Paper books also do not do well in dampness, dirt, heat or rain. Not to mention that 320 textbooks require, on average, one tree and produce about 10,000 pounds of CO2 in manufacturing and delivery. This makes no sense. Kids in the developing world should not be sent physical books.
The only way to provide books to the 2 billion children in the world is electronically. You cannot feed children or clothe them electronically, but you can certainly educate and provide hope with these weightless, sizeless and mostly costless 1’s and 0’s.
Read the whole thing here.
The Indian government has been at the forefront of trying to create a tablet for the masses, although previous promises haven't always amounted to very much. Last week, Wired reported
that the Indian government showed off a prototype of what it claimed to be a $35 tablet (watch the video above) running on Android.
Negroponte's organization, One Laptop Per Child (OLPC), which aims to provide kids in the developing world with cheap, low-power laptops, has shown signs of wanting to get involved.
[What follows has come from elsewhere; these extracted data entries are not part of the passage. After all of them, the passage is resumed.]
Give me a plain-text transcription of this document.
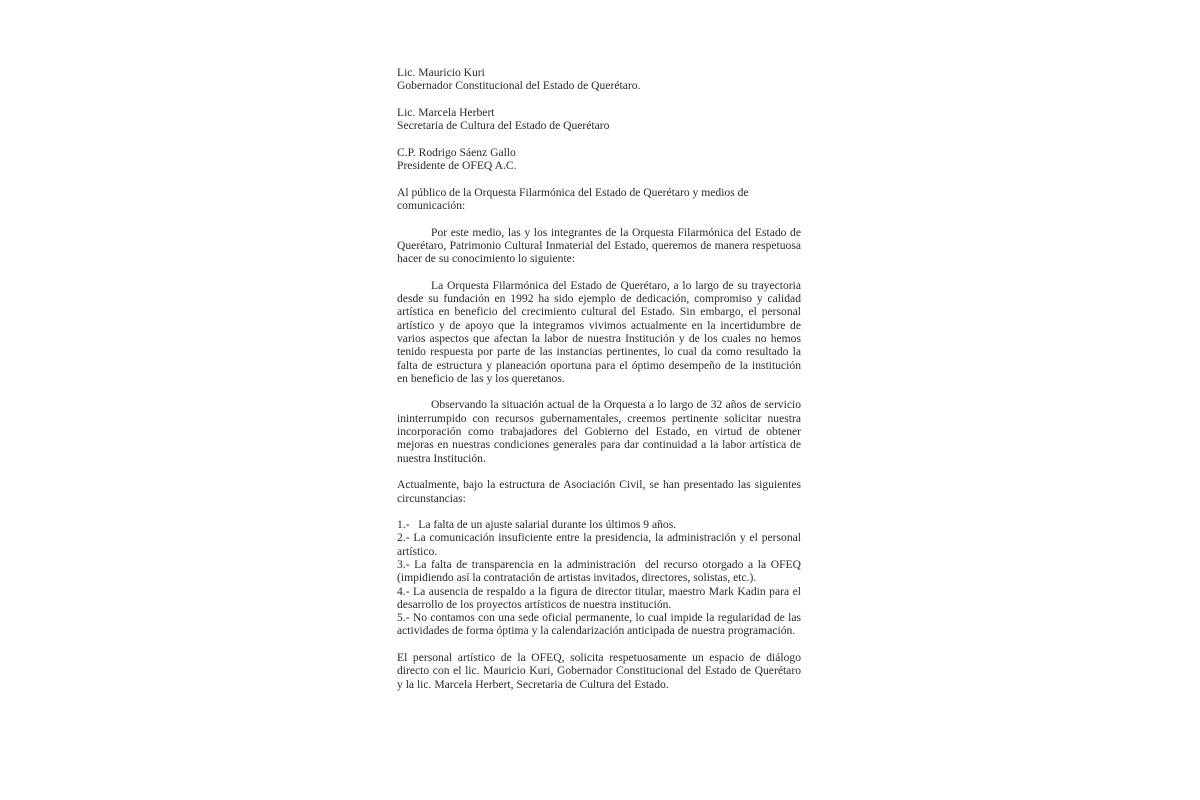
Lic. Mauricio Kuri
Gobernador Constitucional del Estado de Querétaro.
Lic. Marcela Herbert
Secretaria de Cultura del Estado de Querétaro
C.P. Rodrigo Sáenz Gallo
Presidente de OFEQ A.C.

Al público de la Orquesta Filarmónica del Estado de Querétaro y medios de comunicación:

Por este medio, las y los integrantes de la Orquesta Filarmónica del Estado de Querétaro, Patrimonio Cultural Inmaterial del Estado, queremos de manera respetuosa hacer de su conocimiento lo siguiente:

La Orquesta Filarmónica del Estado de Querétaro, a lo largo de su trayectoria desde su fundación en 1992 ha sido ejemplo de dedicación, compromiso y calidad artística en beneficio del crecimiento cultural del Estado. Sin embargo, el personal artístico y de apoyo que la integramos vivimos actualmente en la incertidumbre de varios aspectos que afectan la labor de nuestra Institución y de los cuales no hemos tenido respuesta por parte de las instancias pertinentes, lo cual da como resultado la falta de estructura y planeación oportuna para el óptimo desempeño de la institución en beneficio de las y los queretanos.

Observando la situación actual de la Orquesta a lo largo de 32 años de servicio ininterrumpido con recursos gubernamentales, creemos pertinente solicitar nuestra incorporación como trabajadores del Gobierno del Estado, en virtud de obtener mejoras en nuestras condiciones generales para dar continuidad a la labor artística de nuestra Institución.

Actualmente, bajo la estructura de Asociación Civil, se han presentado las siguientes circunstancias:

1.-   La falta de un ajuste salarial durante los últimos 9 años.

2.- La comunicación insuficiente entre la presidencia, la administración y el personal artístico.

3.- La falta de transparencia en la administración  del recurso otorgado a la OFEQ (impidiendo así la contratación de artistas invitados, directores, solistas, etc.).

4.- La ausencia de respaldo a la figura de director titular, maestro Mark Kadin para el desarrollo de los proyectos artísticos de nuestra institución.

5.- No contamos con una sede oficial permanente, lo cual impide la regularidad de las actividades de forma óptima y la calendarización anticipada de nuestra programación.

El personal artístico de la OFEQ, solicita respetuosamente un espacio de diálogo directo con el lic. Mauricio Kuri, Gobernador Constitucional del Estado de Querétaro y la lic. Marcela Herbert, Secretaria de Cultura del Estado.
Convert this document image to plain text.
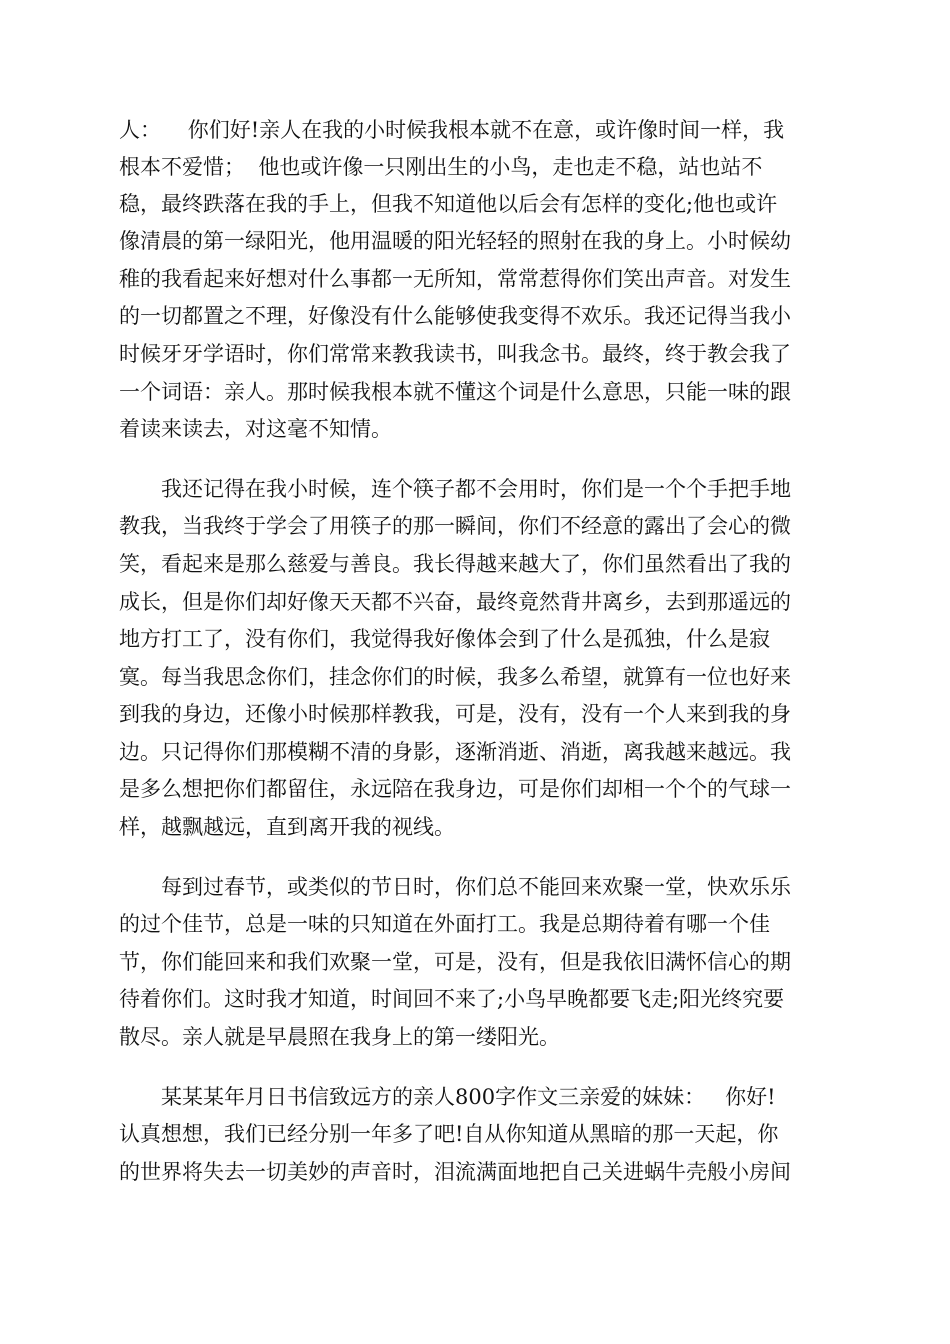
人：    你们好!亲人在我的小时候我根本就不在意，或许像时间一样，我
根本不爱惜；  他也或许像一只刚出生的小鸟，走也走不稳，站也站不
稳，最终跌落在我的手上，但我不知道他以后会有怎样的变化;他也或许
像清晨的第一绿阳光，他用温暖的阳光轻轻的照射在我的身上。小时候幼
稚的我看起来好想对什么事都一无所知，常常惹得你们笑出声音。对发生
的一切都置之不理，好像没有什么能够使我变得不欢乐。我还记得当我小
时候牙牙学语时，你们常常来教我读书，叫我念书。最终，终于教会我了
一个词语：亲人。那时候我根本就不懂这个词是什么意思，只能一味的跟
着读来读去，对这毫不知情。
我还记得在我小时候，连个筷子都不会用时，你们是一个个手把手地
教我，当我终于学会了用筷子的那一瞬间，你们不经意的露出了会心的微
笑，看起来是那么慈爱与善良。我长得越来越大了，你们虽然看出了我的
成长，但是你们却好像天天都不兴奋，最终竟然背井离乡，去到那遥远的
地方打工了，没有你们，我觉得我好像体会到了什么是孤独，什么是寂
寞。每当我思念你们，挂念你们的时候，我多么希望，就算有一位也好来
到我的身边，还像小时候那样教我，可是，没有，没有一个人来到我的身
边。只记得你们那模糊不清的身影，逐渐消逝、消逝，离我越来越远。我
是多么想把你们都留住，永远陪在我身边，可是你们却相一个个的气球一
样，越飘越远，直到离开我的视线。
每到过春节，或类似的节日时，你们总不能回来欢聚一堂，快欢乐乐
的过个佳节，总是一味的只知道在外面打工。我是总期待着有哪一个佳
节，你们能回来和我们欢聚一堂，可是，没有，但是我依旧满怀信心的期
待着你们。这时我才知道，时间回不来了;小鸟早晚都要飞走;阳光终究要
散尽。亲人就是早晨照在我身上的第一缕阳光。
某某某年月日书信致远方的亲人800字作文三亲爱的妹妹：   你好!
认真想想，我们已经分别一年多了吧!自从你知道从黑暗的那一天起，你
的世界将失去一切美妙的声音时，泪流满面地把自己关进蜗牛壳般小房间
Earlier in August, OLPC wrote an open letter to the Indian government offering to make its technology and expertise available for the $35 tablet project.
(Ryan Paul at "Gears and Gadgets" has some good background
on OLPC's rocky relationship with India's Ministry of Human Resource Development (MHRD)).
There's obviously a lot of development folks excited about the possibilities of e-readers. "The Wall Street Journal's" "Digits" blog reported on August 5 that a non-profit called Worldreader is trying out giving schoolkids in Ghana Kindles
to use at school and at home.
[Worldreader founder David] Risher says he thinks e-books will let the developing world skip the paper stage, in much the same way cell phones have helped countries skip the landline stage. E-readers, he says, are more akin to cellphones than laptops -- and are well designed for the developing world because they don’t consume much power and they use the universal GSM network. “Computers play a great role, but e-readers really solve the reading problem much more direct and simple way,” says Risher.
It all makes sense: e-readers are pretty damn durable, cheap, and consume hardly any power -- which are some of the fundamental requirements of OLPC laptops.
But for a variety of contentious reasons
OLPC laptops never quite caught on and were eclipsed by the proliferation of mobile phones in the developing world.
As Ryan Paul points out, maybe, by offering to work with the Indian government, "it reflects OLPC's evolving views about the value of collaboration." OLPC previously had fraught relations with its partners.
Anyway, check out Negroponte's piece. It's nice to hear a bit of techno-optimism again.